The explanation was met with a heavy silence, and Al wondered if it had been a mistake to say that much. Marta knew the brothers’ story; she didn’t need any lines drawn to understand the significance of the myth.

“Why would you want to wear a… a reminder of something so tragic?” she breathed.

“Because when I see it, I don’t think about what we did. I think of what we want to do.” Al lowered his hand, gazing up at the stars once more. “We could never try to bring someone back to life again, but trying to get our own bodies back to normal would still be human transmutation. This crest reminds me how hard it would be, and how much it might cost. It reminds me that I… I shouldn’t get my hopes up. That I should live and be grateful for the life I’ve got—because the price for getting back what we lost might be more than we could ever pay.”

Marta was silent for a long moment, presumably absorbing those words. At length she asked gently, “And does Ed see it that way too?”

The sudden discomfort Al felt in his soul made him shift nervously, a reflection of old flesh-habits.

“No,” he admitted at last. “To him, it does stand for our sin.
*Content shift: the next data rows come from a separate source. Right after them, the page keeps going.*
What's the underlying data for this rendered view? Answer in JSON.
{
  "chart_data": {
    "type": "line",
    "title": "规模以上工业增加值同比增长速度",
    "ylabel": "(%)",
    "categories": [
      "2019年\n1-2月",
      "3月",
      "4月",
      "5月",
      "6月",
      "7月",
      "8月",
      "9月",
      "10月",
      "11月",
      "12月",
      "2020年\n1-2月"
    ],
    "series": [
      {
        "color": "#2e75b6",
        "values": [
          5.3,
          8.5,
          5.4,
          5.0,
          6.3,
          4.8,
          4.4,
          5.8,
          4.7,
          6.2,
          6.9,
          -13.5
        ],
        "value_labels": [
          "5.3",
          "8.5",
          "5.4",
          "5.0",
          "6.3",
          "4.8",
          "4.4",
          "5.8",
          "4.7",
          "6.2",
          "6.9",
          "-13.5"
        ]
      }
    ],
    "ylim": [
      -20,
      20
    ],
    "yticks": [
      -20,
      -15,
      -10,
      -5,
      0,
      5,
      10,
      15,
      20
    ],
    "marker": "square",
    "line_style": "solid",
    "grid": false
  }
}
He keeps the memory of that night close to him—and the crest and what it means is part of that. As much as he talks about moving forward, sometimes I think all he can focus on is looking back at the mistakes he promised to fix, because… because he doesn’t really know how to hope for the future.”

Al’s fists tightened angrily. “And now that we know what happened in Lior after we left, it’s just one more failure to him. It isn’t his fault, but he’ll blame himself, and I—I’m…”

His voice cracked slightly, and he suddenly felt very much like the child he still was.

“…I’m scared of what he might do.”

Marta said nothing. There was an interval of somber silence… and then, three deliberate taps resonated against the inside of Al’s chestplate. Much softer and gentler than the rapping of knuckles, they were produced by an open hand, and the sound made Al wish he could cry.

Devoid of sensation, he only knew he was being touched when he could see it or hear it—and hearing it somehow moved him more. A pat that echoed against his steel meant as much to him as an embrace. His brother had always understood that, and Colonel Mustang seemed oddly aware of it as well; but it wasn’t something other people ever really thought about, even if they knew his armor was empty and unfeeling.

The fact that Marta realized it…

Al pressed his nerveless leather palms against his chestplate, and was almost convinced he could feel warmth where she had touched him.

Thank you,” he whispered, more grateful for her presence than he had ever imagined he could be.

His fears shrank back a little, like shadows chased away by firelight. So much was still so wrong, and he had no way of knowing what the dawn might bring… but just this once, he wasn’t left to wonder through the long night alone.

It was all she meant to say, and all she needed to say.